Walking back into the room the smell of Calum's activities of before my arrival hit me, if his parents found out what he was doing in here they would be pissed beyond belief and he didn't need that right now. I skimmed the room for a stray shopping bag and found one in the crumpled into a corner. I got down and began picking up the empty bottles and dusting the ash and empty roaches from the spiffs into the bag. The room was picked up, for Calum's room at least, was cleaned in record time.

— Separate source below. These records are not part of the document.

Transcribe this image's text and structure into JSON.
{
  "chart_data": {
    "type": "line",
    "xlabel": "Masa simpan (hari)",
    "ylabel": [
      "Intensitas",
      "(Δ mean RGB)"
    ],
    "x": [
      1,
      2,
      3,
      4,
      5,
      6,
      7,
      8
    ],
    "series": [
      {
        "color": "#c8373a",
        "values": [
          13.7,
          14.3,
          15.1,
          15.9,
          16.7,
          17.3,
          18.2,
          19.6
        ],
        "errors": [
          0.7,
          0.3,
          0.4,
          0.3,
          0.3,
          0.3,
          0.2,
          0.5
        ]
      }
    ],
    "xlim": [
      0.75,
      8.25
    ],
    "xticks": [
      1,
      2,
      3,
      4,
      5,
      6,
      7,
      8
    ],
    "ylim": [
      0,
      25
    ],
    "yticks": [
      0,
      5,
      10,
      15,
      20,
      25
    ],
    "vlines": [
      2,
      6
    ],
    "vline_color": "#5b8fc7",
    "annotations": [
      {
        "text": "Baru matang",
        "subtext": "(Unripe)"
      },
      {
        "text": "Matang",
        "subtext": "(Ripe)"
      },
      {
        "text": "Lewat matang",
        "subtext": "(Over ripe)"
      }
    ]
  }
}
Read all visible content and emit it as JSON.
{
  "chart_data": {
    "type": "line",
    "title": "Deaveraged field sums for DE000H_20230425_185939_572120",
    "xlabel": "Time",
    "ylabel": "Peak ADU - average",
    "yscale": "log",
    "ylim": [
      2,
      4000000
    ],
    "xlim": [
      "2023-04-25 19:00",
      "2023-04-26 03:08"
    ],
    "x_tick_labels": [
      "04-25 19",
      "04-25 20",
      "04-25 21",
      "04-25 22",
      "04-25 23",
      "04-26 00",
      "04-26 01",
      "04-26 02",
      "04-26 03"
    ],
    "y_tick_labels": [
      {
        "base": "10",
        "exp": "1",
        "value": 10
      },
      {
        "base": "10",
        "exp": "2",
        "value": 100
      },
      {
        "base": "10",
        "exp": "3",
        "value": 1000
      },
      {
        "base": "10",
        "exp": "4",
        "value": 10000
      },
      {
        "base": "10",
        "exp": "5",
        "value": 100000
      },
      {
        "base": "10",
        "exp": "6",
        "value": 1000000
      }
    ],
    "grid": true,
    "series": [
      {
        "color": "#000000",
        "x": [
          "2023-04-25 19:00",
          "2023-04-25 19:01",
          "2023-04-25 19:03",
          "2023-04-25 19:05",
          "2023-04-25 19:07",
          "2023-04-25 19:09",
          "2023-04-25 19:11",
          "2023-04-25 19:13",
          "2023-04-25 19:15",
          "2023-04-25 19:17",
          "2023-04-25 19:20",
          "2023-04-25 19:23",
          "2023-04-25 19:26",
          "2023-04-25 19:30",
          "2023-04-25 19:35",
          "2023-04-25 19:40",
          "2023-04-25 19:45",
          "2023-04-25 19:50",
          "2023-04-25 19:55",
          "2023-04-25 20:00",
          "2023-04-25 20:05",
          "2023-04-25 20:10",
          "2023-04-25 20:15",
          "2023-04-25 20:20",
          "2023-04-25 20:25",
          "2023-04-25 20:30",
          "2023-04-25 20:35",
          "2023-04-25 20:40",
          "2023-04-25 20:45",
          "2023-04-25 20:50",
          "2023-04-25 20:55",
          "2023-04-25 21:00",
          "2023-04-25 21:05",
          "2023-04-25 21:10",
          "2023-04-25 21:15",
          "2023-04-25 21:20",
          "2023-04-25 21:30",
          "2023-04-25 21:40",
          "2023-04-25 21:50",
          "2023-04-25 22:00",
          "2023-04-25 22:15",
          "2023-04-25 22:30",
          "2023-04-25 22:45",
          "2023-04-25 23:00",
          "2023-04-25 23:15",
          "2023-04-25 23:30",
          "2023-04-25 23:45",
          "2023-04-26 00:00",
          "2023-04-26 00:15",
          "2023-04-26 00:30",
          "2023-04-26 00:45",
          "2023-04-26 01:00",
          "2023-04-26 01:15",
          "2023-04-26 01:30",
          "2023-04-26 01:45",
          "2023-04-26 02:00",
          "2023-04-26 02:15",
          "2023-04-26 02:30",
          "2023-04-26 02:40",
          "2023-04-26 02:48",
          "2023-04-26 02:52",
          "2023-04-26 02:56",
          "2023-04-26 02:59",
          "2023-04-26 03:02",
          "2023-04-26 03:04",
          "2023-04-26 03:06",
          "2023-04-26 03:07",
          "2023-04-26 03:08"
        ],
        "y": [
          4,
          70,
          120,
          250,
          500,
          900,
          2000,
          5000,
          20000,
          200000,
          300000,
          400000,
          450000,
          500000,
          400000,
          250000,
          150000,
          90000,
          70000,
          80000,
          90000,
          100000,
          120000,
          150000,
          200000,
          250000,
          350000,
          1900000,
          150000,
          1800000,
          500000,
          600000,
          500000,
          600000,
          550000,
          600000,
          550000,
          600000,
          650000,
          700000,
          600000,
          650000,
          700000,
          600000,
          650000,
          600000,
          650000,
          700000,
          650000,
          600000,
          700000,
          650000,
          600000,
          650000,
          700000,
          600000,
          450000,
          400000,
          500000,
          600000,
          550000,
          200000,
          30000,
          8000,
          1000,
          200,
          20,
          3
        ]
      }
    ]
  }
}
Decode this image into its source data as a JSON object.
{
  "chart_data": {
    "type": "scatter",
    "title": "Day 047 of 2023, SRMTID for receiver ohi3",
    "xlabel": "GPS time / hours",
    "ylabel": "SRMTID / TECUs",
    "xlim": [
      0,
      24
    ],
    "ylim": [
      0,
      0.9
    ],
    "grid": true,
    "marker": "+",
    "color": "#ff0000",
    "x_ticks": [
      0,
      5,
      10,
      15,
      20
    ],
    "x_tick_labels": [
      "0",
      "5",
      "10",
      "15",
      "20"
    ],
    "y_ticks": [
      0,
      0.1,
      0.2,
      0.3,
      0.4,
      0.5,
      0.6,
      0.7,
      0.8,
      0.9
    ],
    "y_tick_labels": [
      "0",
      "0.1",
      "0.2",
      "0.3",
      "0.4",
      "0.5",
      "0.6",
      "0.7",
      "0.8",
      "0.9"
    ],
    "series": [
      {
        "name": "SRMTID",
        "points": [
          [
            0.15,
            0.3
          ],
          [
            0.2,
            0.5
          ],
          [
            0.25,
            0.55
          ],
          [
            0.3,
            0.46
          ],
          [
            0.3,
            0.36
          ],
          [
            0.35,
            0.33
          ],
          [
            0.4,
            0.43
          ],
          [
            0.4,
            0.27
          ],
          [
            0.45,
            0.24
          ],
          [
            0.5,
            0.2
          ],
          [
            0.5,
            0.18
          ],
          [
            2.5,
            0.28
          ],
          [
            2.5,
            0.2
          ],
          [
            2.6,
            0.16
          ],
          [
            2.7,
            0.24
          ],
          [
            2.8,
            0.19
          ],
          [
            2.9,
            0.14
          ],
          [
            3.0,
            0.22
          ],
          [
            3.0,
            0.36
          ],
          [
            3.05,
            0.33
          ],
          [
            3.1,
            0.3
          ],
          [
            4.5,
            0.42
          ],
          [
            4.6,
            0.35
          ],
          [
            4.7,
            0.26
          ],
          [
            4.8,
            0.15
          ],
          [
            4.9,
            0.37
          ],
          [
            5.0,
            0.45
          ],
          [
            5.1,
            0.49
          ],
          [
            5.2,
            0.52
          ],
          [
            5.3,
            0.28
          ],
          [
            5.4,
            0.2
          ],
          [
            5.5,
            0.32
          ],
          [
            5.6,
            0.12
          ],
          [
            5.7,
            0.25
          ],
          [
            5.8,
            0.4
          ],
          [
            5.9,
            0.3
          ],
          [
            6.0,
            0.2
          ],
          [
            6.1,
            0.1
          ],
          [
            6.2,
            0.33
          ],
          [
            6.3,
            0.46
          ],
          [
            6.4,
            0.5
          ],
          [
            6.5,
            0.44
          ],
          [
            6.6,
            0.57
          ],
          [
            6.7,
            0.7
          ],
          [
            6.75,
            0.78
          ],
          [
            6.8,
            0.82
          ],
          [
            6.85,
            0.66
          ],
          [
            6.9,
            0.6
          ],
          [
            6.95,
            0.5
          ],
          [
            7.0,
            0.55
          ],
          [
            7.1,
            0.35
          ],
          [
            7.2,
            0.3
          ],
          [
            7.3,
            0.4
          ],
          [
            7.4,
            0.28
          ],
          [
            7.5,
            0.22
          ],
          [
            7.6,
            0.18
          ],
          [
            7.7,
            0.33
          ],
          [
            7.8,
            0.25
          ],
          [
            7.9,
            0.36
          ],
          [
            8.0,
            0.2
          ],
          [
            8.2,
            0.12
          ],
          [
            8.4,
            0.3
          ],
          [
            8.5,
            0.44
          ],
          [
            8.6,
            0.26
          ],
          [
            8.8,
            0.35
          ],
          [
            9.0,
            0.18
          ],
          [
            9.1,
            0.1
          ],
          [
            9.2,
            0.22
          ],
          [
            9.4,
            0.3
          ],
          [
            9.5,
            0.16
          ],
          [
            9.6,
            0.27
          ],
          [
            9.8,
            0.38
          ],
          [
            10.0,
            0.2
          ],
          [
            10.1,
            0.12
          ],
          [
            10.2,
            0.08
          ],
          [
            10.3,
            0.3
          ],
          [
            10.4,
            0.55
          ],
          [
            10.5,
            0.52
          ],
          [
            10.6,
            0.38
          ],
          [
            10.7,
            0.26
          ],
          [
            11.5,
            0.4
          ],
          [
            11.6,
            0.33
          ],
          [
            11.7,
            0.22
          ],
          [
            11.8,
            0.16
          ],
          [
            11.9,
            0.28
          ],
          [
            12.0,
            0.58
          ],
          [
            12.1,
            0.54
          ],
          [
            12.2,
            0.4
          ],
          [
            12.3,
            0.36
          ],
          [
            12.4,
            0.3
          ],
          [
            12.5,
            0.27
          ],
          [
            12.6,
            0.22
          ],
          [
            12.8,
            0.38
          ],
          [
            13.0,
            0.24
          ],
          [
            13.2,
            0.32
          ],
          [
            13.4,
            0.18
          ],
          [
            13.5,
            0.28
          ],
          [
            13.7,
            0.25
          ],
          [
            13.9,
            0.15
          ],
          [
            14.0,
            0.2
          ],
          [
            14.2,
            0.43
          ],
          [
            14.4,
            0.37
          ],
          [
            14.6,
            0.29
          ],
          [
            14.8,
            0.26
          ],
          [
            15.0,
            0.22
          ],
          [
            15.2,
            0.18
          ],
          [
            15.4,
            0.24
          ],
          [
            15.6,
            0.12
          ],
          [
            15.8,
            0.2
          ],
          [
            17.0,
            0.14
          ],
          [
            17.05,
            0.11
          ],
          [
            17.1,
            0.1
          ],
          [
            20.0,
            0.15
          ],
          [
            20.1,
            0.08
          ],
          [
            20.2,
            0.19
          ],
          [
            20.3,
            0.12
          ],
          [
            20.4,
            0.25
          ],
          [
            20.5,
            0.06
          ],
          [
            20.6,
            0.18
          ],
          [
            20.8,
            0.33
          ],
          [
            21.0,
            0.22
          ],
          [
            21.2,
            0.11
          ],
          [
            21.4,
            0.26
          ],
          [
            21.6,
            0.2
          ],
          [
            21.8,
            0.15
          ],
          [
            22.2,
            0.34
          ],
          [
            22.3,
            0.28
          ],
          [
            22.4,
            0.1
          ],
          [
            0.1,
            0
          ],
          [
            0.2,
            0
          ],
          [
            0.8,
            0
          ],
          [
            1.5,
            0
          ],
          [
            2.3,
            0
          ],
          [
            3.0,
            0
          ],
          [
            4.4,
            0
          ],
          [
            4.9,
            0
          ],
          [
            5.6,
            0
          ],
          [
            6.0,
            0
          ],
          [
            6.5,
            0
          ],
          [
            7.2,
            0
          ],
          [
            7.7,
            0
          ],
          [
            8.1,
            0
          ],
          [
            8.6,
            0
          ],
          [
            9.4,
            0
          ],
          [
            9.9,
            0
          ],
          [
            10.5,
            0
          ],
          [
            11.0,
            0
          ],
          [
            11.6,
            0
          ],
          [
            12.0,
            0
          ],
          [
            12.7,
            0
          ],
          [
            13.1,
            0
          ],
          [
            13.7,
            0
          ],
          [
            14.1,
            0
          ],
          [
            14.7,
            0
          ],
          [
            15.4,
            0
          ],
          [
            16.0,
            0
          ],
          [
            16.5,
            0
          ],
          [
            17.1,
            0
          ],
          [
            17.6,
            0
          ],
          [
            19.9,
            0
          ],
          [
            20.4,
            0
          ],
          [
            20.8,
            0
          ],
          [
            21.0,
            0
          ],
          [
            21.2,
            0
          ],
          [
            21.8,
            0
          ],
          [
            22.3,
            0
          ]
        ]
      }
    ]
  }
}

                Sitting back down on the bed, I reached into my pocket to retrieve my phone. Waiting for Calum to finish showering I opened and closed Twitter and Tumblr finding nothing of interest in my brief skimmed. Then I opened Facebook, expecting it to be the worse of the three social media platforms. As soon as the app lit up to life I felt like I was hit by a truck as I scanned my newsfeed; I was greeted with not only a changed relationship status from Angie's account but also her tagged in several pictures at a party getting cozy was an unfamiliar stranger. Only a few hours, and she was already "exploring".  I had the strongest urge to publicly tear her ass up on facebook ,but decided against it- Calum didn't need that right now. Now if the bitch crossed me in person I couldn't make any promises on the other hand. Noticing the time I realized Calum's shower was well over 15 minutes, causing me to worry. Standing up I made my way to the bathroom, knocking before I entered. 

"Cal-, OH SHIT," I turned to see my fully nude best friend just getting out of the shower ;right in front of me. Realization hit and I practically sprinted out the room with embarrassment. I made my way back to his room feeling my face burning. Laying back on Calum's bed I couldn't shake the image I had just witnessed. I would be lying if I said that seeing my best friend naked wasn't hot; Calum Hood was the definition of hot. I had always known he was hot but damn. I tried to lose the thoughts I was having about Calum; he was my best friend for fucks sake nothing could happen there...could it?  No of course not, he just got out of relationship and Calum and I didn't like each other like that- I mean not really at least. I just need to forget what I saw as soon as possible.

My body jolted when the door slammed open, looking at Calum on the other end. Seeing his face onl y bought the heat back to mine. I quickly looked away. "Calum I am so sorry," I gushed out.  When I received no response I turned to look at Calum and he tilted his head in confusion. "For what," he asked. "For walking in on you," I mumbled dropping my gaze to the floor. "Never happen, " Calum responded. "wha-?" of course it had just happen. "Never.Happened." Calum repeated looking at you reassuringly. Ohhhh, I get it; this is why I love this kid.

He smiled the best he could manage in response.  He bent over and gave me a hug; then laid down on the bed next to me and flipped on the TV. I adjusted so I was now lying down and began to watch whatever Calum had put on. We sat in a comfortable silence for awhile, both getting lost in the distraction of the TV. Calum drifted to sleep next to you within the hour, emotionally drained from his night. Turning to look at him there was a strange comfort in watching the boy sleeping next to me; knowing he was home safe in bed at peace. At least while he slept he could escape this day, if only temporarily. I adjusted fully on my side and fell asleep soon after.

I awoke in the middle of the night to a strong heat around me, opening my eyes I realized Calum was holding me close with head against the chest. Calum and I hadn't had a cuddle like this since we both started dating and middle school and we wanted 'practice' for our potential suitors. This was different and as the warmth washed over me I was greeted with butterflies. Why did I enjoy this, I needed to stop. I didn't like Calum, I was probably just tired. Yet, I found myself cuddling closer to him before I fell back asleep. I had never had a proper cuddle like this before.